Néanmoins, environ 70 % des femmes sondées demeurent optimiste, même si elles savent qu’elles auront des difficultés à surmonter la crise, notamment en matière d’endettement. Une preuve de résilience qui fait écho à ce qu’avait pu observer Femmessor dans son étude du printemps dernier.
Un terreau fertile à la réflexion
Parmi les premières voix à s’être levées pour mettre en garde d’un éventuel recul du nombre de femmes entrepreneurs au début de la pandémie, Sévrine Labelle est aujourd’hui beaucoup plus confiante en l’avenir. Des mots comme « inclusvité », « diversité », et « entrepreneures » semblent aujourd’hui se tailler davantage une place dans l’espace public, mais ces discours politiques doivent se traduire en actions.

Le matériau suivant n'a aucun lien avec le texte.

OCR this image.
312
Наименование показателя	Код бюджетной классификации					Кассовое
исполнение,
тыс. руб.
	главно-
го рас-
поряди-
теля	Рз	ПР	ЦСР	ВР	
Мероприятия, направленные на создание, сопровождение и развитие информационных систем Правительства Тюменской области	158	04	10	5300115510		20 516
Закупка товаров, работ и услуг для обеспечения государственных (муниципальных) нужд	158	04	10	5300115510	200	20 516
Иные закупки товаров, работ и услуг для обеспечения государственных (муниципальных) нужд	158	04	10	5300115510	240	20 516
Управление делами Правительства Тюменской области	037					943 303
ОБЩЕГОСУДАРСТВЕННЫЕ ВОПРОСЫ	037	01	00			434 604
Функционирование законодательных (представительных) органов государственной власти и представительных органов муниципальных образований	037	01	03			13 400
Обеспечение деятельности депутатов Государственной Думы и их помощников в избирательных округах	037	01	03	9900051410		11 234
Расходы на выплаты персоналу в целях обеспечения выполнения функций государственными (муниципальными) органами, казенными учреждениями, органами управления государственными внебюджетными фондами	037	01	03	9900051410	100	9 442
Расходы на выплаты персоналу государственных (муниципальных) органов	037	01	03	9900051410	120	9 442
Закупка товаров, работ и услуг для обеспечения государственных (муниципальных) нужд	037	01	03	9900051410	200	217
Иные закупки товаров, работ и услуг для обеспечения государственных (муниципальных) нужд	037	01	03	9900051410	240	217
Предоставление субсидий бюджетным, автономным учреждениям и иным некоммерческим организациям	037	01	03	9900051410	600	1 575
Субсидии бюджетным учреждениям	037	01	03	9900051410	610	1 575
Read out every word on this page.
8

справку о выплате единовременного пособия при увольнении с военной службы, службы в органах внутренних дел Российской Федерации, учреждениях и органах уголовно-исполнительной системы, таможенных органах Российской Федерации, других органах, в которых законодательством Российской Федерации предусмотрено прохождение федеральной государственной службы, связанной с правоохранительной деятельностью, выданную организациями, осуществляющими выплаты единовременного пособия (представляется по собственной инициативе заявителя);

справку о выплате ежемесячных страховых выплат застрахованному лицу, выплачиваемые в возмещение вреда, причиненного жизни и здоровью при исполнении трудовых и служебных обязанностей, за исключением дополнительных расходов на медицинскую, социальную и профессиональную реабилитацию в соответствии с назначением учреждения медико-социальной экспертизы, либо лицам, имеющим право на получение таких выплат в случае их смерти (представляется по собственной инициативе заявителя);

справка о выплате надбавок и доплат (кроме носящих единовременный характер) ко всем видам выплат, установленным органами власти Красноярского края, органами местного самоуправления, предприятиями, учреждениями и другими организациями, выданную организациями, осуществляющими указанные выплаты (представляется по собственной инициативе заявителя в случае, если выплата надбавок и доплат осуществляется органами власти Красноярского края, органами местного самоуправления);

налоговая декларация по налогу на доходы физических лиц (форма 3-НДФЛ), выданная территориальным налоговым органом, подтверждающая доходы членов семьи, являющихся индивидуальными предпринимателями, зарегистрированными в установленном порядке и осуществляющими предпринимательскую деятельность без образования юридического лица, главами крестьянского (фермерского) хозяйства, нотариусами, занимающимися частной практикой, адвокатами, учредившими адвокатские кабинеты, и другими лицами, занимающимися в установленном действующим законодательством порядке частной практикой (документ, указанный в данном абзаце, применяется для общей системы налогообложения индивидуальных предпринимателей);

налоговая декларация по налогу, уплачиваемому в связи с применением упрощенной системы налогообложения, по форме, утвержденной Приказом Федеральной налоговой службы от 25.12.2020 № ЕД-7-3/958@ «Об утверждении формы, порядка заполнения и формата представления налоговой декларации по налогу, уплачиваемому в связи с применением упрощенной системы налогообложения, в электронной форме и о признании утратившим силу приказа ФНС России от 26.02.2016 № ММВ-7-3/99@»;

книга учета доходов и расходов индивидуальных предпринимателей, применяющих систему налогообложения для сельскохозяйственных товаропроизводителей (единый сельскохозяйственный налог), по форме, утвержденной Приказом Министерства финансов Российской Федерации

L’état de « l’entrepreneuriat au féminin est encore fragile », mais la relance sera bel et bien inclusive, si « on continue d’apporter du soutien, du financement, de l’accompagnement dans les pivots, les développements de marché, et la gestion financière » de ces entrepreneures, croit la PDG de Femmessor.
Déborah Cherenfant estime qu’en cette période de réflexion, il est d’autant plus important de mettre en valeur différents modèles d’entrepreneuriat, dont le succès ne se mesure pas qu’au chiffre d’affaires. « Les projets qui s’adressent à des communautés culturelles ne sont pas évalués à leur juste valeur, il existe encore beaucoup de préjugés. On doit comprendre les enjeux culturels », martèle l’entrepreneure, qui souhaite voir plus de diversité parmi les jurys et les organismes d’accompagnement. Elle souligne toutefois un éveil au sein des réseaux d’affaire « de la majorité », qui prennent conscience de cet enjeu social.
Mme Cherenfant, également présidente de la Jeune chambre de commerce de Montréal, ajoute qu’il est fondamental de préserver l’entrepreneuriat au féminin pour les prochaines générations de dirigeantes d’entreprises, surtout celles issues de la diversité.
« L’enjeu est tellement plus grand, plus macro que les entrepreneures elle-même, et c’est dommage d’avoir ce poids-là qui repose sur leurs épaules. Mais si on perd autant d’entreprises détenues par des femmes, quels seront nos modèles plus tard ? », s’inquiète-t-elle.